Quantitative easing is not immune to the natural laws of government intervention and subsidies. One of those laws says once you start subsidizing a market, it is very difficult to stop. This is why many temporary government programs morph over time into permanent fixtures in the economy. From Bloomberg:

"There is a threshold out there somewhere" where markets will become too frothy or the balance sheet becomes too large and the central bank will have to react, said Michael Gapen, a former member of the Fed board's Division of Monetary Affairs and now a senior U.S. economist at Barclays Plc in New York. "The problem since the beginning of quantitative easing three is there isn't significant enough clarity for what is the stopping rule." "One scenario to be worried about may simply be a sharp increase in market-wide rates and spreads at an inopportune time, such that it becomes harder for us to achieve our dual-mandate objectives," Stein said Sept. 26 in Frankfurt. That "may be among the most relevant" risks to financial stability "when thinking about the costs and benefits of our current highly accommodative policies."

In the passage above, the most important concept is the battle between negative side effects of QE (bubbles) and the possible systemic risk created by an unexpected big spike in interest rates.
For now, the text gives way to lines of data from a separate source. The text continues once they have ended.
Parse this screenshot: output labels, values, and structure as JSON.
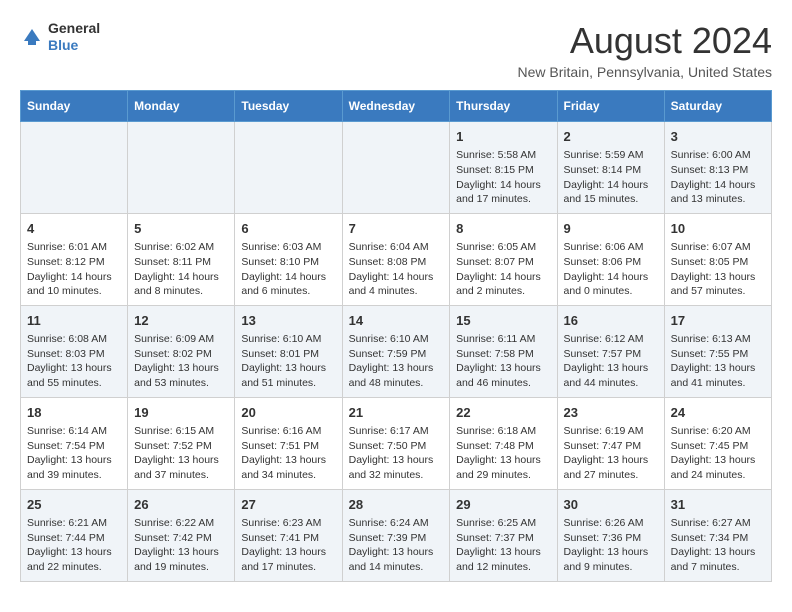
{
  "header": {
    "logo_line1": "General",
    "logo_line2": "Blue",
    "main_title": "August 2024",
    "subtitle": "New Britain, Pennsylvania, United States"
  },
  "calendar": {
    "days_of_week": [
      "Sunday",
      "Monday",
      "Tuesday",
      "Wednesday",
      "Thursday",
      "Friday",
      "Saturday"
    ],
    "weeks": [
      {
        "days": [
          {
            "num": "",
            "info": ""
          },
          {
            "num": "",
            "info": ""
          },
          {
            "num": "",
            "info": ""
          },
          {
            "num": "",
            "info": ""
          },
          {
            "num": "1",
            "info": "Sunrise: 5:58 AM\nSunset: 8:15 PM\nDaylight: 14 hours and 17 minutes."
          },
          {
            "num": "2",
            "info": "Sunrise: 5:59 AM\nSunset: 8:14 PM\nDaylight: 14 hours and 15 minutes."
          },
          {
            "num": "3",
            "info": "Sunrise: 6:00 AM\nSunset: 8:13 PM\nDaylight: 14 hours and 13 minutes."
          }
        ]
      },
      {
        "days": [
          {
            "num": "4",
            "info": "Sunrise: 6:01 AM\nSunset: 8:12 PM\nDaylight: 14 hours and 10 minutes."
          },
          {
            "num": "5",
            "info": "Sunrise: 6:02 AM\nSunset: 8:11 PM\nDaylight: 14 hours and 8 minutes."
          },
          {
            "num": "6",
            "info": "Sunrise: 6:03 AM\nSunset: 8:10 PM\nDaylight: 14 hours and 6 minutes."
          },
          {
            "num": "7",
            "info": "Sunrise: 6:04 AM\nSunset: 8:08 PM\nDaylight: 14 hours and 4 minutes."
          },
          {
            "num": "8",
            "info": "Sunrise: 6:05 AM\nSunset: 8:07 PM\nDaylight: 14 hours and 2 minutes."
          },
          {
            "num": "9",
            "info": "Sunrise: 6:06 AM\nSunset: 8:06 PM\nDaylight: 14 hours and 0 minutes."
          },
          {
            "num": "10",
            "info": "Sunrise: 6:07 AM\nSunset: 8:05 PM\nDaylight: 13 hours and 57 minutes."
          }
        ]
      },
      {
        "days": [
          {
            "num": "11",
            "info": "Sunrise: 6:08 AM\nSunset: 8:03 PM\nDaylight: 13 hours and 55 minutes."
          },
          {
            "num": "12",
            "info": "Sunrise: 6:09 AM\nSunset: 8:02 PM\nDaylight: 13 hours and 53 minutes."
          },
          {
            "num": "13",
            "info": "Sunrise: 6:10 AM\nSunset: 8:01 PM\nDaylight: 13 hours and 51 minutes."
          },
          {
            "num": "14",
            "info": "Sunrise: 6:10 AM\nSunset: 7:59 PM\nDaylight: 13 hours and 48 minutes."
          },
          {
            "num": "15",
            "info": "Sunrise: 6:11 AM\nSunset: 7:58 PM\nDaylight: 13 hours and 46 minutes."
          },
          {
            "num": "16",
            "info": "Sunrise: 6:12 AM\nSunset: 7:57 PM\nDaylight: 13 hours and 44 minutes."
          },
          {
            "num": "17",
            "info": "Sunrise: 6:13 AM\nSunset: 7:55 PM\nDaylight: 13 hours and 41 minutes."
          }
        ]
      },
      {
        "days": [
          {
            "num": "18",
            "info": "Sunrise: 6:14 AM\nSunset: 7:54 PM\nDaylight: 13 hours and 39 minutes."
          },
          {
            "num": "19",
            "info": "Sunrise: 6:15 AM\nSunset: 7:52 PM\nDaylight: 13 hours and 37 minutes."
          },
          {
            "num": "20",
            "info": "Sunrise: 6:16 AM\nSunset: 7:51 PM\nDaylight: 13 hours and 34 minutes."
          },
          {
            "num": "21",
            "info": "Sunrise: 6:17 AM\nSunset: 7:50 PM\nDaylight: 13 hours and 32 minutes."
          },
          {
            "num": "22",
            "info": "Sunrise: 6:18 AM\nSunset: 7:48 PM\nDaylight: 13 hours and 29 minutes."
          },
          {
            "num": "23",
            "info": "Sunrise: 6:19 AM\nSunset: 7:47 PM\nDaylight: 13 hours and 27 minutes."
          },
          {
            "num": "24",
            "info": "Sunrise: 6:20 AM\nSunset: 7:45 PM\nDaylight: 13 hours and 24 minutes."
          }
        ]
      },
      {
        "days": [
          {
            "num": "25",
            "info": "Sunrise: 6:21 AM\nSunset: 7:44 PM\nDaylight: 13 hours and 22 minutes."
          },
          {
            "num": "26",
            "info": "Sunrise: 6:22 AM\nSunset: 7:42 PM\nDaylight: 13 hours and 19 minutes."
          },
          {
            "num": "27",
            "info": "Sunrise: 6:23 AM\nSunset: 7:41 PM\nDaylight: 13 hours and 17 minutes."
          },
          {
            "num": "28",
            "info": "Sunrise: 6:24 AM\nSunset: 7:39 PM\nDaylight: 13 hours and 14 minutes."
          },
          {
            "num": "29",
            "info": "Sunrise: 6:25 AM\nSunset: 7:37 PM\nDaylight: 13 hours and 12 minutes."
          },
          {
            "num": "30",
            "info": "Sunrise: 6:26 AM\nSunset: 7:36 PM\nDaylight: 13 hours and 9 minutes."
          },
          {
            "num": "31",
            "info": "Sunrise: 6:27 AM\nSunset: 7:34 PM\nDaylight: 13 hours and 7 minutes."
          }
        ]
      }
    ]
  }
}
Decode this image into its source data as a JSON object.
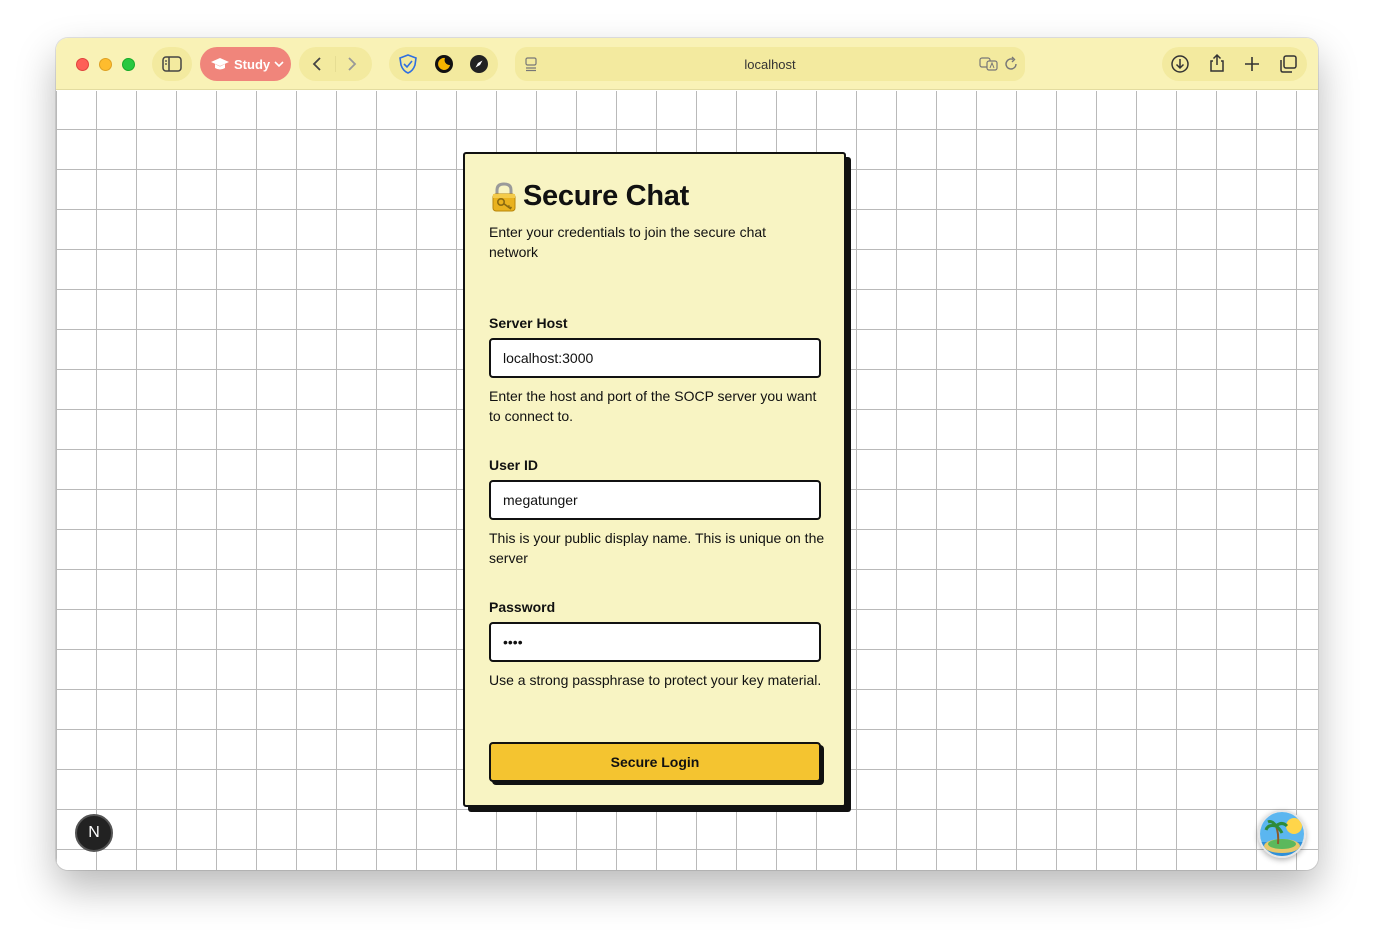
{
  "browser": {
    "address": "localhost",
    "study_label": "Study",
    "accent_color": "#f0857b",
    "toolbar_color": "#f9f2b6"
  },
  "login": {
    "title": "Secure Chat",
    "subtitle": "Enter your credentials to join the secure chat network",
    "server_host": {
      "label": "Server Host",
      "value": "localhost:3000",
      "help": "Enter the host and port of the SOCP server you want to connect to."
    },
    "user_id": {
      "label": "User ID",
      "value": "megatunger",
      "help": "This is your public display name. This is unique on the server"
    },
    "password": {
      "label": "Password",
      "value": "abcd",
      "help": "Use a strong passphrase to protect your key material."
    },
    "submit_label": "Secure Login"
  },
  "dev_badge": "N",
  "colors": {
    "card_bg": "#f8f4c3",
    "button_bg": "#f4c430",
    "border": "#111111"
  }
}
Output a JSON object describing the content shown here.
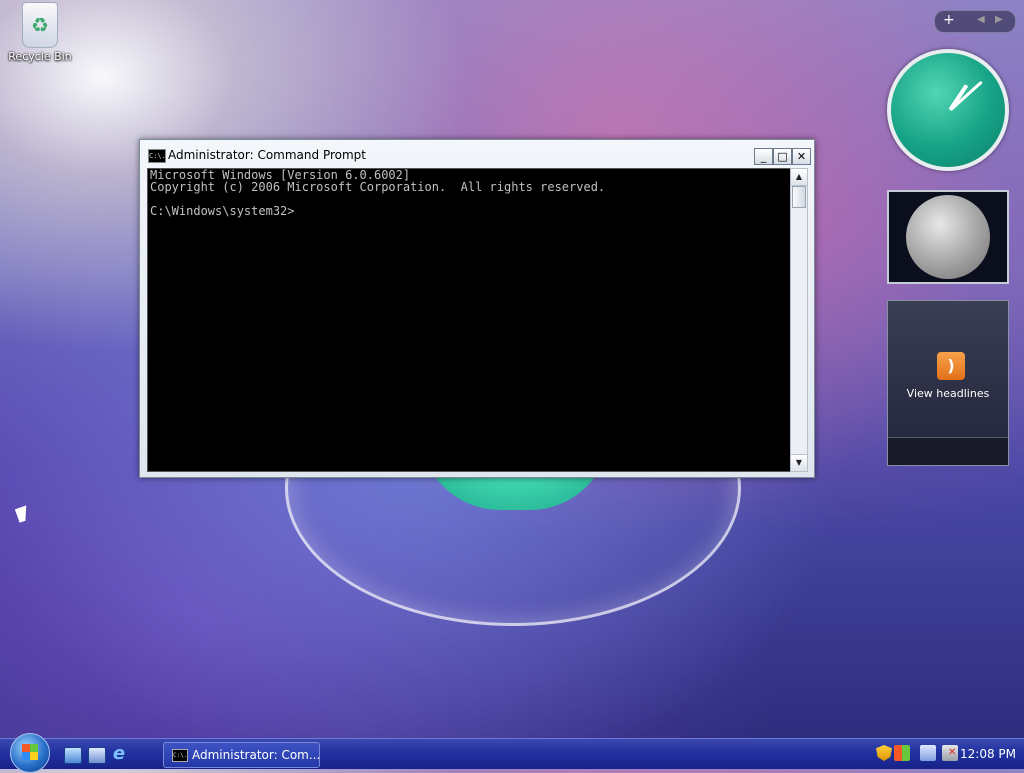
{
  "desktop": {
    "icons": [
      {
        "label": "Recycle Bin",
        "icon": "recycle-bin-icon"
      }
    ]
  },
  "window": {
    "title": "Administrator: Command Prompt",
    "icon": "console-icon",
    "icon_text": "C:\\.",
    "controls": {
      "minimize": "_",
      "maximize": "□",
      "close": "✕"
    },
    "console_text": "Microsoft Windows [Version 6.0.6002]\nCopyright (c) 2006 Microsoft Corporation.  All rights reserved.\n\nC:\\Windows\\system32>"
  },
  "sidebar": {
    "toolbar": {
      "add": "+",
      "prev": "◀",
      "next": "▶"
    },
    "clock": {
      "hour": 1,
      "minute": 8
    },
    "feed": {
      "label": "View headlines",
      "icon": "rss-icon"
    }
  },
  "taskbar": {
    "start_icon": "windows-logo-icon",
    "quick_launch": [
      "show-desktop-icon",
      "switch-windows-icon",
      "internet-explorer-icon"
    ],
    "ie_glyph": "e",
    "task_label": "Administrator: Com...",
    "tray": {
      "icons": [
        "security-shield-icon",
        "windows-flag-icon",
        "network-icon",
        "volume-muted-icon"
      ],
      "time": "12:08 PM"
    }
  },
  "colors": {
    "taskbar": "#2032a0",
    "clock_face": "#16a286",
    "console_bg": "#000000",
    "console_text": "#c0c0c0"
  }
}
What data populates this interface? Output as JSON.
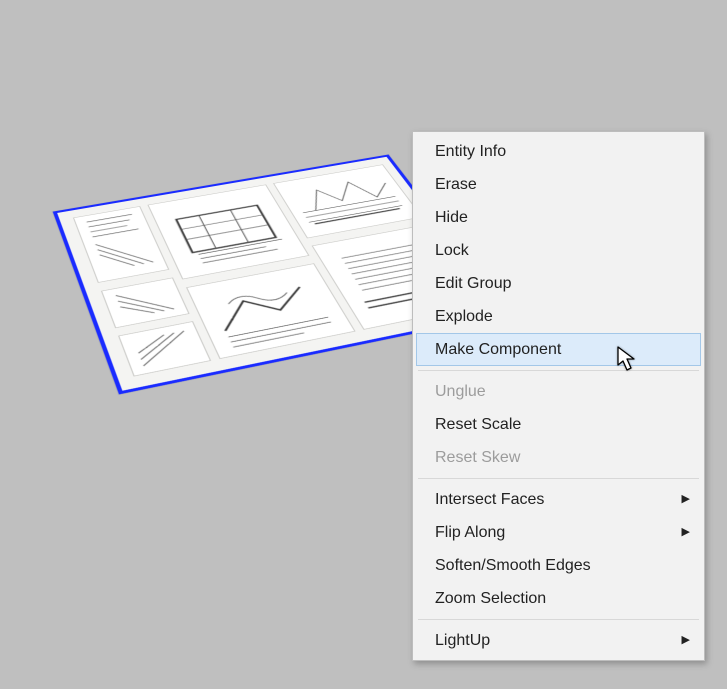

Fear Of Rate Spike vs. Fear Of Bubbles

The Fed understands the bubble argument for stopping QE. They have acknowledged concerning developments in numerous segments of the economy. From Bloomberg:

Kansas City Fed President Esther George, who has dissented against every Federal Open Market Committee decision this year, has highlighted an increase in farmland prices as a concern, and Richard Fisher, president of the Dallas Fed, has pointed to rising home prices in Dallas and Houston as a sign of a U.S. housing bubble. Fed Governors Jeremy Stein and Jerome Powell also have warned this year that some bond yields might be too low for the risk investors are taking.

Investment Implications - Something Has To Change For Bears

When push comes to shove, the fear of another tapering-induced spike in interest rates will most likely win out over asset market bubble concerns. If we have learned one thing from the history of monetary and fiscal policy it is that kicking the can down the road is much more likely than taking a tough love approach to problems.

When In Doubt, Leave It Alone

In the current market, it is much easier to manage positions that were established over the last 2.5 weeks than trying to manage cash looking for ideas. The previous sentence speaks to the importance of good risk-reward entry points. Thankfully, we began redeploying cash on October 10. Profits allow you to give your positions some rope when the inevitable pullback arrives. Good entry points do not come along every day. Therefore, we are in no hurry to exit our current positions, which include broad U.S. exposure (VTI), technology (QQQ), energy (XLE), financials (XLF) and Europe (EFA). Our job now is to discern between volatility to ignore and volatility to respect, a concept that is described in this video segment. With a Fed announcement Wednesday and tepid trends on the earnings and economic fronts, it is extremely important that we keep an open mind about the sustainability of the current advance in equities.